Contribution long abstract:
In this presentation, I focus on the AKP’s (Justice and Development Party) municipal services for women in lower- and middle-class neighborhoods in Ankara. I will speak against the argument claiming that the party deceives the poor, asking following questions: How did the AKP change women’s lives? Why did women living in the peripheries of the city continue to support AKP? I argue that the lower classes have historically (I mean their personal history) and spatially gained opportunities that they never had. My study based on understanding two municipal community services for women governed by AKP: Mamak and Altındağ. Following my fieldwork conducted in 2018, I question how the activities of these municipalities governed by AKP are now more centralized and systematized, both spatially and institutionally, on the basis of the cultural centers established in each neighborhood. I aim to focus on the relationship of lower-class women with politics, the experiences of those living in slums, and what party politics brings to the lives of these women.

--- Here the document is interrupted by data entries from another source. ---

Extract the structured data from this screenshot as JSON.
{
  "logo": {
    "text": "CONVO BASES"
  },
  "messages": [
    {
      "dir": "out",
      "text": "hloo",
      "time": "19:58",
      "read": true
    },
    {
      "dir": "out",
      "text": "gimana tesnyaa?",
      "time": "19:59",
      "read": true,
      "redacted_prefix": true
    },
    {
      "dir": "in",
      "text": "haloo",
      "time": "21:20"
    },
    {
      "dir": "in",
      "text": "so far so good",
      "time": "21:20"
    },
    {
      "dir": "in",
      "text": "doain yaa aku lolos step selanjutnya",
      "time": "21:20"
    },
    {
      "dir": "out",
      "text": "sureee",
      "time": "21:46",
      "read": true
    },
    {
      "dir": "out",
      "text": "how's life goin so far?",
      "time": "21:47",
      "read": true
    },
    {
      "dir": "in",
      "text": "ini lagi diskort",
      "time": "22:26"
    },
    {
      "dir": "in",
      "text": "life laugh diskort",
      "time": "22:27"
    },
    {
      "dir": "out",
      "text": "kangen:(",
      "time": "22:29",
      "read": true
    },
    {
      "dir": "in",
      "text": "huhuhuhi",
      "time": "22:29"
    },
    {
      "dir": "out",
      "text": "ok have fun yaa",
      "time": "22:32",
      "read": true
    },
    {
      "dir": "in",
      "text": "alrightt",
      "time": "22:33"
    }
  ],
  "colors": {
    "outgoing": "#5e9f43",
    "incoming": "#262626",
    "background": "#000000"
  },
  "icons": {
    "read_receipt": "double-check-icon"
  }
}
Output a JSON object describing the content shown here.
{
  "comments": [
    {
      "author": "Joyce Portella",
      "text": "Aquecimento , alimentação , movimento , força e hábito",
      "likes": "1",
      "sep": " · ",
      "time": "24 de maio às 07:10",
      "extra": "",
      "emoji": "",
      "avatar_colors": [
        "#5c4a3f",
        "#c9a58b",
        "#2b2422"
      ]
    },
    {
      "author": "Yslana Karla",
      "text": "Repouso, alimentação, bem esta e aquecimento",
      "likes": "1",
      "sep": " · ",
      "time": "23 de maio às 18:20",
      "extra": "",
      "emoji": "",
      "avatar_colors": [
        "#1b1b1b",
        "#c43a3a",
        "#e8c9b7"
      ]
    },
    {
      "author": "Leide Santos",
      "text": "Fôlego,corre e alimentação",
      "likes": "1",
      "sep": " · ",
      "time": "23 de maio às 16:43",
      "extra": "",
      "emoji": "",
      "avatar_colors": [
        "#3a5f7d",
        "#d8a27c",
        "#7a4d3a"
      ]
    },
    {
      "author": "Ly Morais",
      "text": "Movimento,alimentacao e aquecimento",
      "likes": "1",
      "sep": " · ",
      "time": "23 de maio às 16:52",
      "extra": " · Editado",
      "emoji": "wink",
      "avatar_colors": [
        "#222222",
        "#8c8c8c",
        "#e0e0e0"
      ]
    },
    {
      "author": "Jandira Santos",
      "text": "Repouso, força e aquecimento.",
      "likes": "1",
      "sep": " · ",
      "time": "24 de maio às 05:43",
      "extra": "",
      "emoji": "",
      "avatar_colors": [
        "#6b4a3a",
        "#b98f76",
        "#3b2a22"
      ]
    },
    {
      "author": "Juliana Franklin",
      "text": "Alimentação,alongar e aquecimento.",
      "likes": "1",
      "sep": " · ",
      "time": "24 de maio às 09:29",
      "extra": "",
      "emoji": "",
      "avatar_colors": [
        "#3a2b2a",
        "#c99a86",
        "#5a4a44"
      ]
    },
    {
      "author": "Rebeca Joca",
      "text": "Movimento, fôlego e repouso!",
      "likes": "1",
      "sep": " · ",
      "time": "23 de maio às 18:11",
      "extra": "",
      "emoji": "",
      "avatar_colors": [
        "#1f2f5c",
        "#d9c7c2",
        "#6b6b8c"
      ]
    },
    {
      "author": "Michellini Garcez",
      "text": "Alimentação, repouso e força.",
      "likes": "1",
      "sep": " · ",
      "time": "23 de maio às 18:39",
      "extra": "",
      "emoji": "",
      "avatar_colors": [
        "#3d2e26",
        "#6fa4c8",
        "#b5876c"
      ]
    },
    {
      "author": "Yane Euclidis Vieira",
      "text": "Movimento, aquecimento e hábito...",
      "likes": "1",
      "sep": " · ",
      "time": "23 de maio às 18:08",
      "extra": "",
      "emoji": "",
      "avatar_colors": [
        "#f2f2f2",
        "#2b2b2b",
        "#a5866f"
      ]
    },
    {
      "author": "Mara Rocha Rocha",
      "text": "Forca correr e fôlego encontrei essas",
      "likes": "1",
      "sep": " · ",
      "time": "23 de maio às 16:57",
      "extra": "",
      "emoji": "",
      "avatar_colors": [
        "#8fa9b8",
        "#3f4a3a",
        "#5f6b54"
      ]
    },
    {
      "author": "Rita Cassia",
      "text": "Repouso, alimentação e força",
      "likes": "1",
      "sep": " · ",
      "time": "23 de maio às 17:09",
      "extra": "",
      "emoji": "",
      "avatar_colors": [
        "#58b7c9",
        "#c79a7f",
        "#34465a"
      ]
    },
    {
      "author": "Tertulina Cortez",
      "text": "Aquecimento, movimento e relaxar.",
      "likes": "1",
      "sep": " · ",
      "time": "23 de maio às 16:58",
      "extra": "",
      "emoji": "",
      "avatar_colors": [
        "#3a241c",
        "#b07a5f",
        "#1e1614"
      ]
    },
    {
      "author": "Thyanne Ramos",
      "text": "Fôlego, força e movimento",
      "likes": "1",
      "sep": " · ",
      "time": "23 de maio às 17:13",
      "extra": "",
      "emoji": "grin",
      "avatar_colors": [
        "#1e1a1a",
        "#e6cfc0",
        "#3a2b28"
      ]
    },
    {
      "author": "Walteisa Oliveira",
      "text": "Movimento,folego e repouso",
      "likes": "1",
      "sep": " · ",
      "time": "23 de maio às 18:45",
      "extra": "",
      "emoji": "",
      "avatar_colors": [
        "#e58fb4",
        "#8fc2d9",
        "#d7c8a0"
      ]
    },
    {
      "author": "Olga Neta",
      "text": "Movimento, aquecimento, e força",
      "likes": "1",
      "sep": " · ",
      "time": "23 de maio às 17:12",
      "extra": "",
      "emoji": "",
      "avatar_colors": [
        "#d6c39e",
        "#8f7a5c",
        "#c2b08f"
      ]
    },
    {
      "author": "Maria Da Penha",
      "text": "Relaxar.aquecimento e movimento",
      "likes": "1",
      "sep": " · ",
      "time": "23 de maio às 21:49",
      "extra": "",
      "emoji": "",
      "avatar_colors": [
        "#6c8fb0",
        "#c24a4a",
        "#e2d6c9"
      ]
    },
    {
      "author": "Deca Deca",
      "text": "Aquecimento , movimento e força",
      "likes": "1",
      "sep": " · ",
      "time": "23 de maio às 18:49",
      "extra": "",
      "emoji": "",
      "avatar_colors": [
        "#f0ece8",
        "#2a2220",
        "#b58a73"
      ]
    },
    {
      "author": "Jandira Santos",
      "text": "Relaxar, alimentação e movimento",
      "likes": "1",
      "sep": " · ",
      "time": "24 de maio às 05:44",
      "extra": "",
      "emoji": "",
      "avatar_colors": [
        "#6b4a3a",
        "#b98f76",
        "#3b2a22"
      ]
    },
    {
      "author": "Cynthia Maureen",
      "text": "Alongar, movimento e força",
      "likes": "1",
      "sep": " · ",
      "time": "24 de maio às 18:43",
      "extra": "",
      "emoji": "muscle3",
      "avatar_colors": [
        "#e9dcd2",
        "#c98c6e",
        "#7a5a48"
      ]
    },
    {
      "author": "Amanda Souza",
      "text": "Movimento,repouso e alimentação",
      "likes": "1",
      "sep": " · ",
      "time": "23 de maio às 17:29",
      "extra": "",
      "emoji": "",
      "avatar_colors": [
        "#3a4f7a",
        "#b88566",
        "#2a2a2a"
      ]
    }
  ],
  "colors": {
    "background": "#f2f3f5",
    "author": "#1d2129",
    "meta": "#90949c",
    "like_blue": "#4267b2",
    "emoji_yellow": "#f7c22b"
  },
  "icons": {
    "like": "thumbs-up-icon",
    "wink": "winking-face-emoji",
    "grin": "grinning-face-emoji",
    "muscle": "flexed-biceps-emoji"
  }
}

The widespread formation of community centers as safe spaces offered women new possibilities in employment, network and solidarity building, and to obtain new skills through courses. I aim to explore how the community centers served to facilitate women’s agency as social, political and economic actors. My aim is to understand how the party has evolved in the process of establishing its relationship with the women living in the peripheries of the city, and how women experience and make sense of these processes.